Were I to find something unpalatable in those videos, I point it out and discuss it with them, since that’s what parents do.

Lately, though, there is a lot of noise being made on state and national fronts about the Chinese ownership of TikTok, and what that means to the safety of our children and security of our country. That noise also is requiring elected officials to ban the social media app from the planet.

There are multiple reasons this is so not a good idea.

The tendency to run to the government when things become difficult has gotten out of control. This kind of thinking leads directly to the loss of liberty; the government can’t pick or choose what goes where, and if it tries to limit or outright ban something, it then has to put into place the means to enforce that ban.

I call that foot-in-the-door policy making. Once a law is passed, and is accepted without challenge, then it can be expanded to suit whatever need the government sees fit. There’s numerous examples of this, what with Medicaid, Social Security, heck, even income tax, which prior to World War II was only used in times of war, and then repealed.

Think about it. Say the government limits TikTok, and then something else come in, or the name is changed and reintroduced to the market. The government will then have to strengthen the law, or introduce new laws, and the cycle will continue until the government will need to take over the internet completely as well as regulate broadband usage.

That may seem like hyperbole, but it really isn’t.

There also are concerns that since it is a Chinese creation, that there will be all kinds of spying and stuff going on, because ignorant people doing ignorant things and filming them will lead to the downfall of the American Dream.

Regardless of ownership, though, it seems to me that the content is free speech and protected under the First Amendment.

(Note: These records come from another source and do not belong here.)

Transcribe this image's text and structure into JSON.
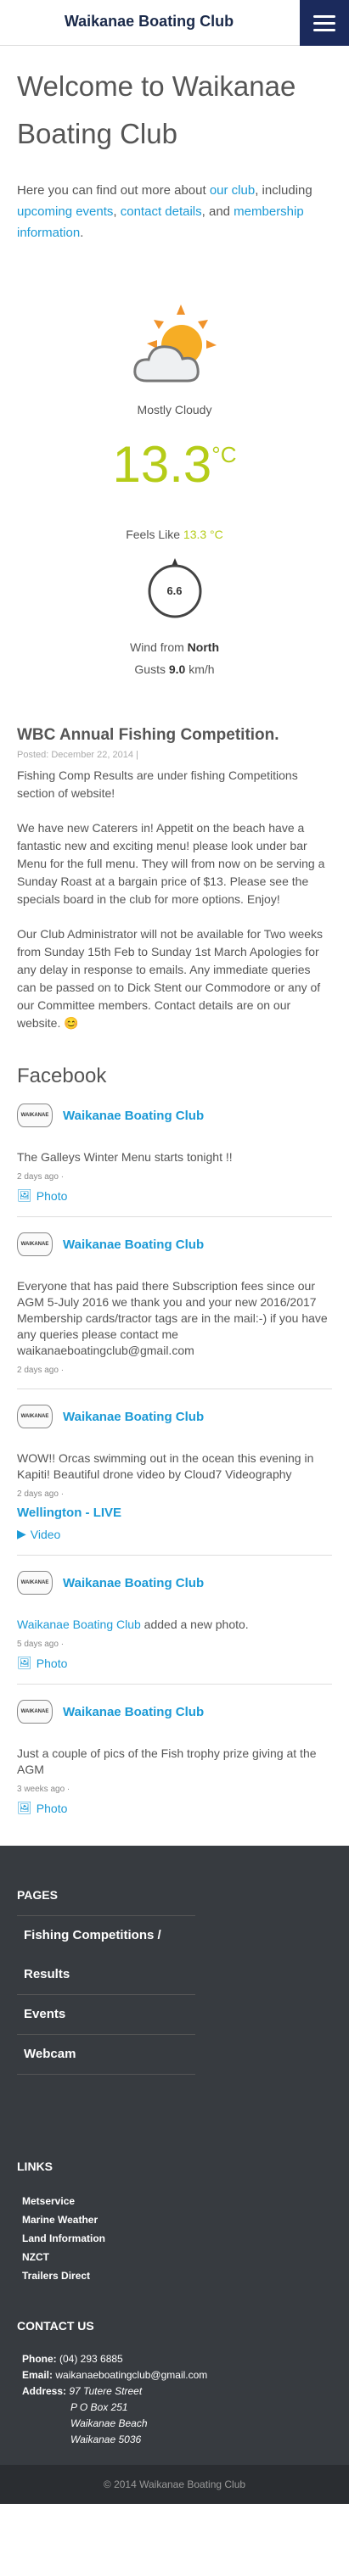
{
  "header": {
    "title": "Waikanae Boating Club",
    "menu_icon": "hamburger-icon"
  },
  "page": {
    "title": "Welcome to Waikanae Boating Club",
    "intro": {
      "t1": "Here you can find out more about ",
      "l1": "our club",
      "t2": ", including ",
      "l2": "upcoming events",
      "t3": ", ",
      "l3": "contact details",
      "t4": ", and ",
      "l4": "membership information",
      "t5": "."
    }
  },
  "weather": {
    "icon": "partly-cloudy-icon",
    "condition": "Mostly Cloudy",
    "temp": "13.3",
    "unit": "°C",
    "feels_label": "Feels Like ",
    "feels_value": "13.3 °C",
    "wind_speed": "6.6",
    "wind_from_label": "Wind from ",
    "wind_from": "North",
    "gusts_label": "Gusts ",
    "gusts_value": "9.0",
    "gusts_unit": " km/h",
    "colors": {
      "accent": "#b5cc18"
    }
  },
  "post": {
    "title": "WBC Annual Fishing Competition.",
    "meta": "Posted: December 22, 2014 |",
    "p1": "Fishing Comp Results are under fishing Competitions section of website!",
    "p2": "We have new Caterers in! Appetit on the beach have a fantastic new and exciting menu! please look under bar Menu for the full menu. They will from now on be serving a Sunday Roast at a bargain price of $13. Please see the specials board in the club for more options. Enjoy!",
    "p3": "Our Club Administrator will not be available for Two weeks from Sunday 15th Feb to Sunday 1st March Apologies for any delay in response to emails. Any immediate queries can be passed on to Dick Stent our Commodore or any of our Committee members. Contact details are on our website. 😊"
  },
  "facebook": {
    "heading": "Facebook",
    "logo_text": "WAIKANAE",
    "items": [
      {
        "name": "Waikanae Boating Club",
        "text": "The Galleys Winter Menu starts tonight !!",
        "time": "2 days ago ·",
        "link": "Photo",
        "link_icon": "photo-icon"
      },
      {
        "name": "Waikanae Boating Club",
        "text": "Everyone that has paid there Subscription fees since our AGM 5-July 2016 we thank you and your new 2016/2017 Membership cards/tractor tags are in the mail:-) if you have any queries please contact me waikanaeboatingclub@gmail.com",
        "time": "2 days ago ·",
        "link": "",
        "link_icon": ""
      },
      {
        "name": "Waikanae Boating Club",
        "text": "WOW!! Orcas swimming out in the ocean this evening in Kapiti! Beautiful drone video by Cloud7 Videography",
        "time": "2 days ago ·",
        "strong": "Wellington - LIVE",
        "link": "Video",
        "link_icon": "video-icon"
      },
      {
        "name": "Waikanae Boating Club",
        "text_link": "Waikanae Boating Club",
        "text": " added a new photo.",
        "time": "5 days ago ·",
        "link": "Photo",
        "link_icon": "photo-icon"
      },
      {
        "name": "Waikanae Boating Club",
        "text": "Just a couple of pics of the Fish trophy prize giving at the AGM",
        "time": "3 weeks ago ·",
        "link": "Photo",
        "link_icon": "photo-icon"
      }
    ]
  },
  "footer": {
    "pages_heading": "PAGES",
    "pages": [
      "Fishing Competitions / Results",
      "Events",
      "Webcam"
    ],
    "links_heading": "LINKS",
    "links": [
      "Metservice",
      "Marine Weather",
      "Land Information",
      "NZCT",
      "Trailers Direct"
    ],
    "contact_heading": "CONTACT US",
    "phone_label": "Phone:",
    "phone": " (04) 293 6885",
    "email_label": "Email:",
    "email": " waikanaeboatingclub@gmail.com",
    "address_label": "Address:",
    "address": [
      "97 Tutere Street",
      "P O Box 251",
      "Waikanae Beach",
      "Waikanae 5036"
    ],
    "copyright": "© 2014 Waikanae Boating Club"
  }
}
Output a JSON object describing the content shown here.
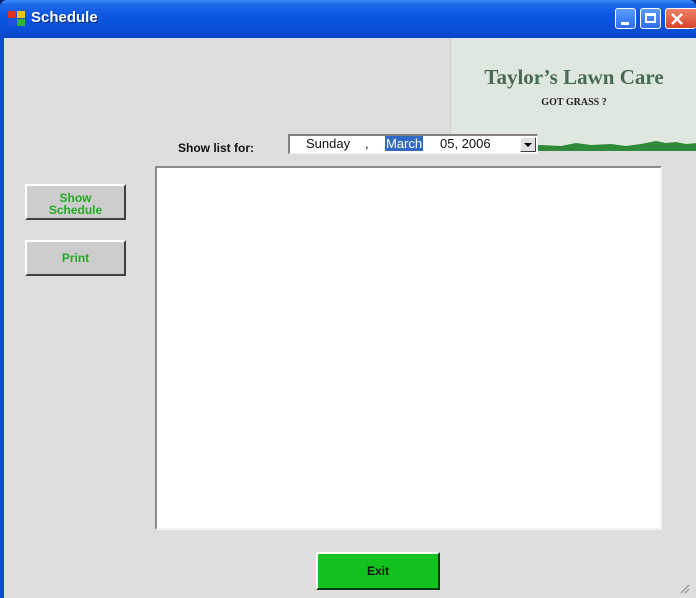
{
  "window": {
    "title": "Schedule",
    "icons": {
      "app": "app-icon",
      "minimize": "minimize-icon",
      "maximize": "maximize-icon",
      "close": "close-icon"
    },
    "colors": {
      "titlebar": "#0b4fd6",
      "client": "#dedede",
      "accent_green": "#12c21e",
      "button_text_green": "#22aa22"
    }
  },
  "banner": {
    "title": "Taylor’s Lawn Care",
    "subtitle": "GOT GRASS ?"
  },
  "filter": {
    "label": "Show list for:",
    "date": {
      "weekday": "Sunday",
      "separator": ",",
      "month": "March",
      "day_year": "05, 2006"
    }
  },
  "sidebar": {
    "show_schedule_label": "Show Schedule",
    "print_label": "Print"
  },
  "list": {
    "items": []
  },
  "footer": {
    "exit_label": "Exit"
  }
}
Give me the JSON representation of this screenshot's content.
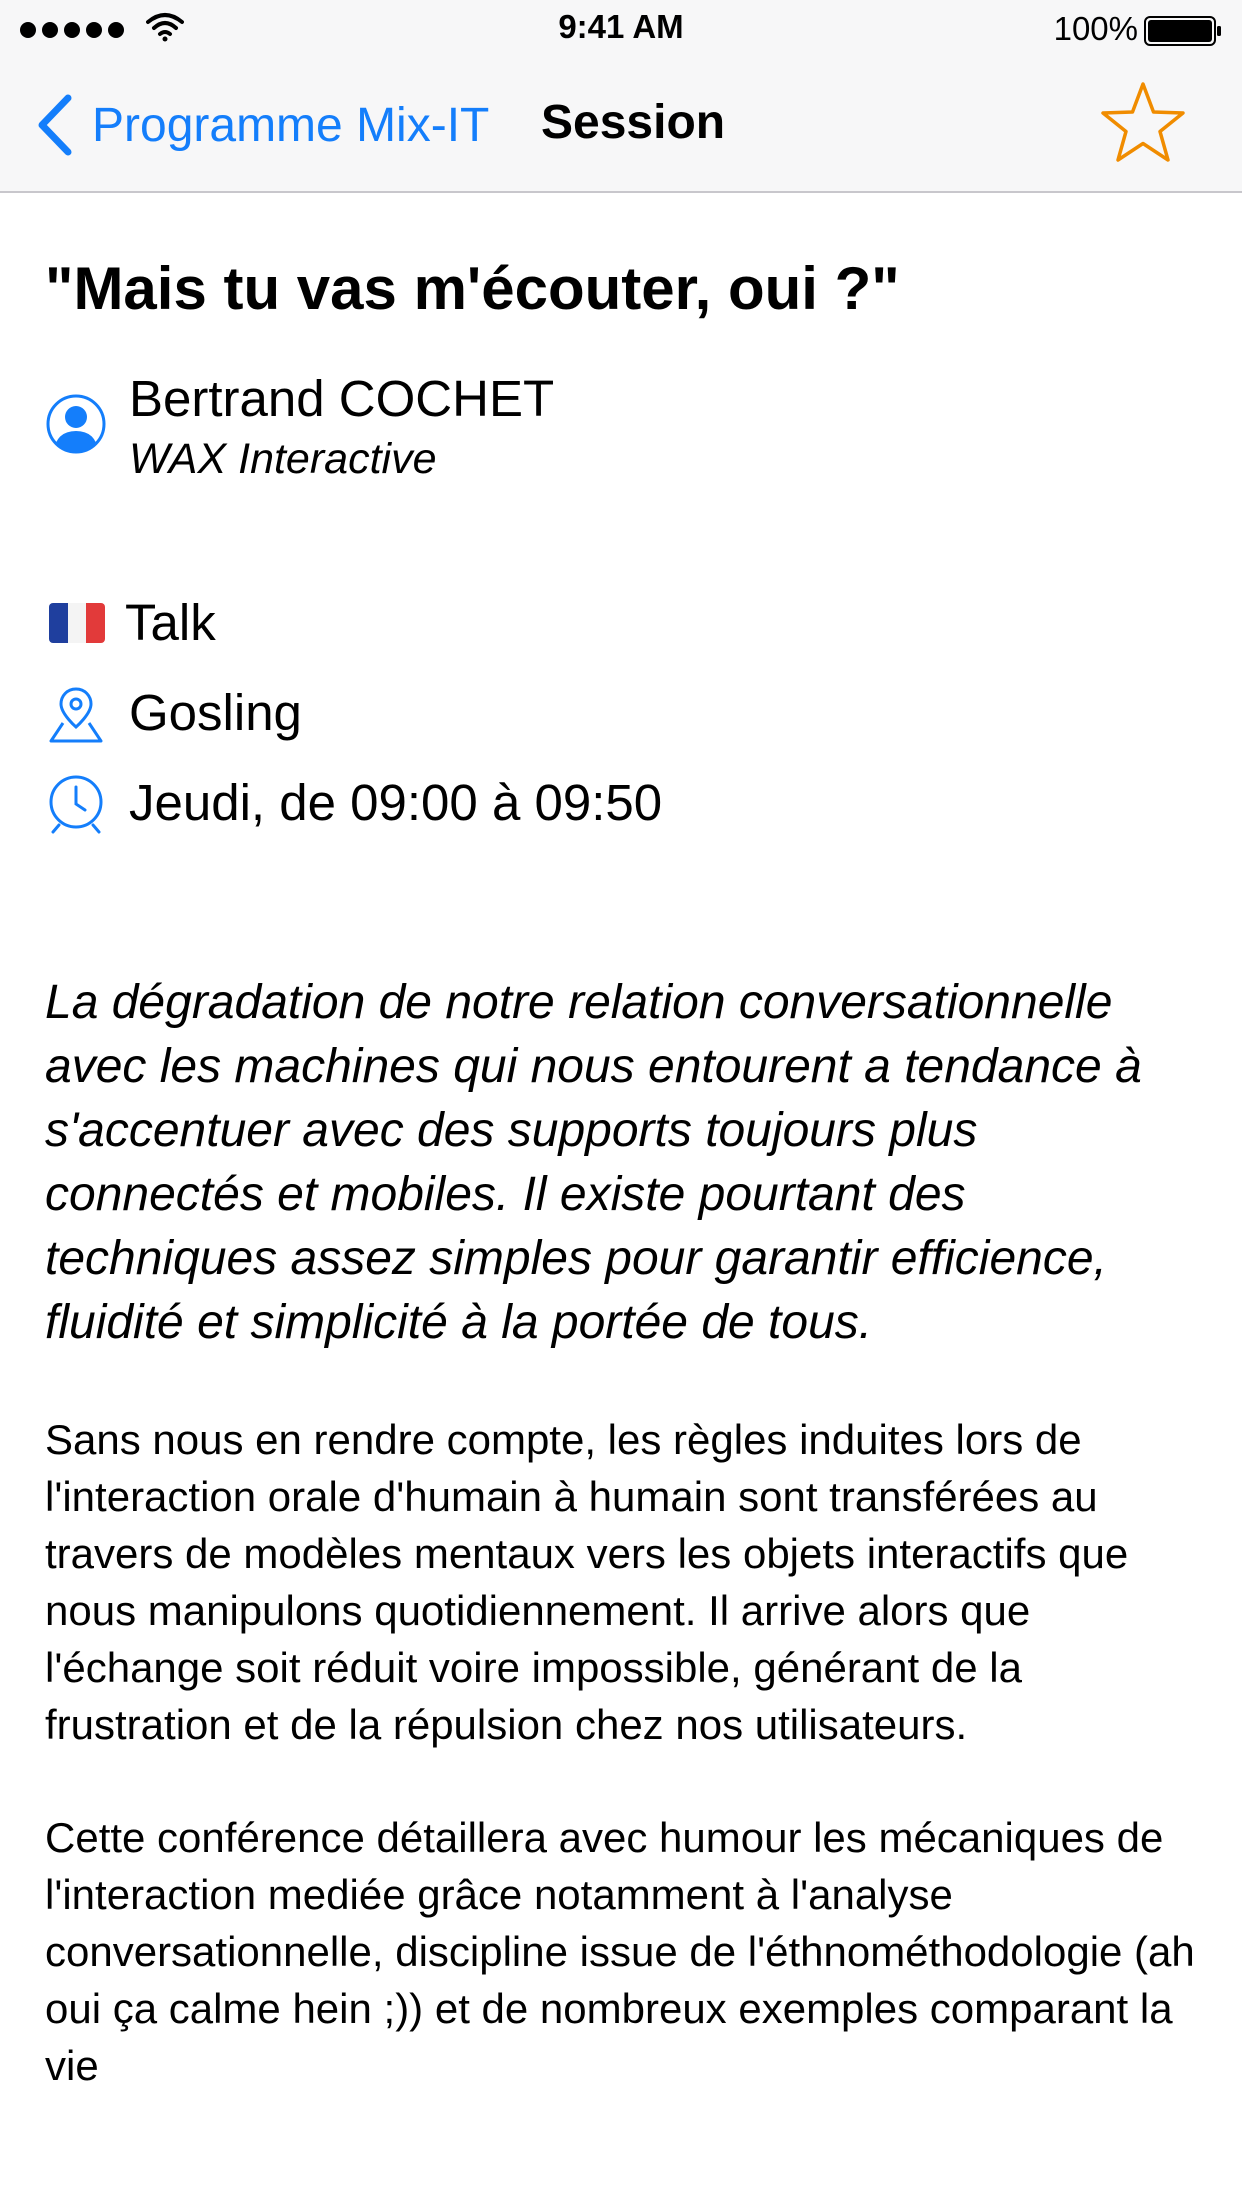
{
  "status_bar": {
    "time": "9:41 AM",
    "battery_pct": "100%"
  },
  "nav": {
    "back_label": "Programme Mix-IT",
    "title": "Session",
    "accent_color": "#147efb",
    "star_color": "#f08c00"
  },
  "session": {
    "title": "\"Mais tu vas m'écouter, oui ?\"",
    "speaker_name": "Bertrand COCHET",
    "speaker_company": "WAX Interactive",
    "format": "Talk",
    "language_flag": "france-flag",
    "room": "Gosling",
    "time": "Jeudi, de 09:00 à 09:50",
    "summary": "La dégradation de notre relation conversationnelle avec les machines qui nous entourent a tendance à s'accentuer avec des supports toujours plus connectés et mobiles. Il existe pourtant des techniques assez simples pour garantir efficience, fluidité et simplicité à la portée de tous.",
    "paragraphs": [
      "Sans nous en rendre compte, les règles induites lors de l'interaction orale d'humain à humain sont transférées au travers de modèles mentaux vers les objets interactifs que nous manipulons quotidiennement. Il arrive alors que l'échange soit réduit voire impossible, générant de la frustration et de la répulsion chez nos utilisateurs.",
      "Cette conférence détaillera avec humour les mécaniques de l'interaction mediée grâce notamment à l'analyse conversationnelle, discipline issue de l'éthnométhodologie (ah oui ça calme hein ;)) et de nombreux exemples comparant la vie"
    ]
  }
}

While the government certainly has the right to limit what can done on government property, such as computers and cell phones, it should not extend its grasp to personal and private items. That’s not its purview; that’s the purview of parents, as I alluded to at the beginning of this column.

It pains me to see news stories about mothers beseeching elected officials to ban TikTok. Seems to me that their job.

Taking interest in what’s going on in children’s lives pays more dividends than just setting boundaries, and sometimes, those videos can be clever. Don’t give that away.